I have an okay high school education and excellent college degree yet no one ever taught me about money. I however mastered the art of finding x in algebra, creating a sound structure with Popsicle sticks, how to microwave Pop-Tarts, and extensively studied the connection between South Park and the philosophy of logic. All this and there was not one course on how to manage my coins once I collected them. Being an adult without these skills is kind of like playing Mario Kart with a blindfold (Good luck).
Through a lot of trial and error and having more month than money, I finally figured out how to survive adulthood and ensuring I run out of month before I run out of money. It’s only right that I share a few pointers on how to not make my mistakes (hey, but we’re human).
Make a Simple Budget and Stick to it
How cliché it is to ball on a budget! You know what’s not a good look? Not having a budget and running out of money halfway through the month. The easiest way to create a budget is to take out a blank piece of paper and draw as many columns as you have pay periods in a month. Then fill in those pay periods with everything you pay in one month ensuring not to put your highest bills in the same pay period. Don’t forget to think about due dates on your bills.
For instance, I pick one bill that’s due at the end of the month and put it in my first pay period because it’s cheaper bill and it balances everything so it’s not too much leaving my wallet at once.
If you have a super high bill like rent, split that bill up into two pay periods. For example if your phone bill is your highest bill and it’s $300, pull $150 out of each pay period if you get paid twice a month. It’s helpful so you’re not seeing a lot of money disappear at once. It takes a little trial and error to sit back and look at what goes where on this awesome spreadsheet called adulthood.
Add up the amount in each column and that’s how much you spend on bills per pay cycle. If you get paid the same amount every pay, you’ll also be able to see how much money you have to play with by subtracting your total bills from your total paycheck.
Sticking to a budget is easier said than done. Find the discipline to do it or it’ll hurt you and your credit in the long run.
This is the easiest way to save money!

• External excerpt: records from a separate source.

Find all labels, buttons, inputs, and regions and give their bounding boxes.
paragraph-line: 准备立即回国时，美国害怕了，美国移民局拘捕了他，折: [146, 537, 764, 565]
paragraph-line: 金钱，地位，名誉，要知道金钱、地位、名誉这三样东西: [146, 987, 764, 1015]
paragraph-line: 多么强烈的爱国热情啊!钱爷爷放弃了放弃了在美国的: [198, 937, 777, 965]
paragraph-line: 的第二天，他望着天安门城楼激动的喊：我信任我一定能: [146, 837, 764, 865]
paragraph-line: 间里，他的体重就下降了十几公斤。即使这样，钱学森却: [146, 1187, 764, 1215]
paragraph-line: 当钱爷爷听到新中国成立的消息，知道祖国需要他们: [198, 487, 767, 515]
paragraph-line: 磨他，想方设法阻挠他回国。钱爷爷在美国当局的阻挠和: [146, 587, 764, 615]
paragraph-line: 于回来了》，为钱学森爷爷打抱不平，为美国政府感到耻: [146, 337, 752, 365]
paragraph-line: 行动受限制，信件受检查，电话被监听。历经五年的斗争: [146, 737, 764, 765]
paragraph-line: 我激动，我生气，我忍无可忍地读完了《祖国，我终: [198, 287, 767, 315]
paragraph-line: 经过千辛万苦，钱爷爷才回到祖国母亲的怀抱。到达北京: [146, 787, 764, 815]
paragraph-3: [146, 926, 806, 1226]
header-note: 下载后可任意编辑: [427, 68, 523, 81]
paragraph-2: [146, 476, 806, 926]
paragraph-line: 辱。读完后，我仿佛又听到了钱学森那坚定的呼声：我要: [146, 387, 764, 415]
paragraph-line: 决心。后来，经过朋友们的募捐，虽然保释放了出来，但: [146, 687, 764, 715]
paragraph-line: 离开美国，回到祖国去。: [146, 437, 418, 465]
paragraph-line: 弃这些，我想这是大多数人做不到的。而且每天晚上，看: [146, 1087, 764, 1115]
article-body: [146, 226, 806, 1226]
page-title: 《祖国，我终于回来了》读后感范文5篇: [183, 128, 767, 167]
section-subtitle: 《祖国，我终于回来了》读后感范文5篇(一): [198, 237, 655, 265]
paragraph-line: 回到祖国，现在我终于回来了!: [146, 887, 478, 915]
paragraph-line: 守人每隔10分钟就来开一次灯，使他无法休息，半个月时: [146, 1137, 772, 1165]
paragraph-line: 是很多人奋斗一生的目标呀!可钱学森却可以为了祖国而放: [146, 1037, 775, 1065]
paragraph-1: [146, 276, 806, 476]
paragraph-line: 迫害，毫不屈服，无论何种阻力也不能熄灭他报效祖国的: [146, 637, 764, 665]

But carrying cash is so 1998. I’m terrible at carrying cash as I don’t like fumbling with it at the cash register or pulling out my wallet for that matter. If you find yourself not being able to stick to your budget you created pull out a certain amount of cash each pay period as your “play money.” Then watch how careful you are with dropping coins because it goes to show that when you see the money leaving you’re better with it than just swiping a card and letting magic happen.
Avoid Credit Cards
The people who invented credit cards must be the same people who invented word problems in math. Credit cards are the worst because at the end of the day the money you’re spending isn’t yours. You have to pay it back with interest. Interest is another thing I wish college or high school would’ve taught me. You may not be able to drink at 18 but hey, you can go into eternal debt with credit cards and student loans because interest doesn’t have your best interest, like 90 percent of the time. If you already have credit cards find a way to pay them off. Maybe use that budget we created a minute ago and go to work on it. Instead of buying something ridiculous that you’ll forget about with your tax refund check, pay towards your balance.
Use an App
There’s an app for that! Budgeting apps can connect to your bank account and tell you what you spend most of your money on. Apps like Mint almost made me cry because it showed me that I spent way too much money and time at my local Starbucks. When you see the numbers beside some of your wants and not needs adulthood gets real. Mint will also remind you of due dates.
Early on in life I adapted the mantra that money isn’t everything but I forgot to add to that. Money isn’t everything but it’s important to manage it right. It took having jobs that paid me once a month, once a week , and even bi-weekly to figure it out. The sooner you figure out how to run out of month and save your money, adulthood gets a little more manageable.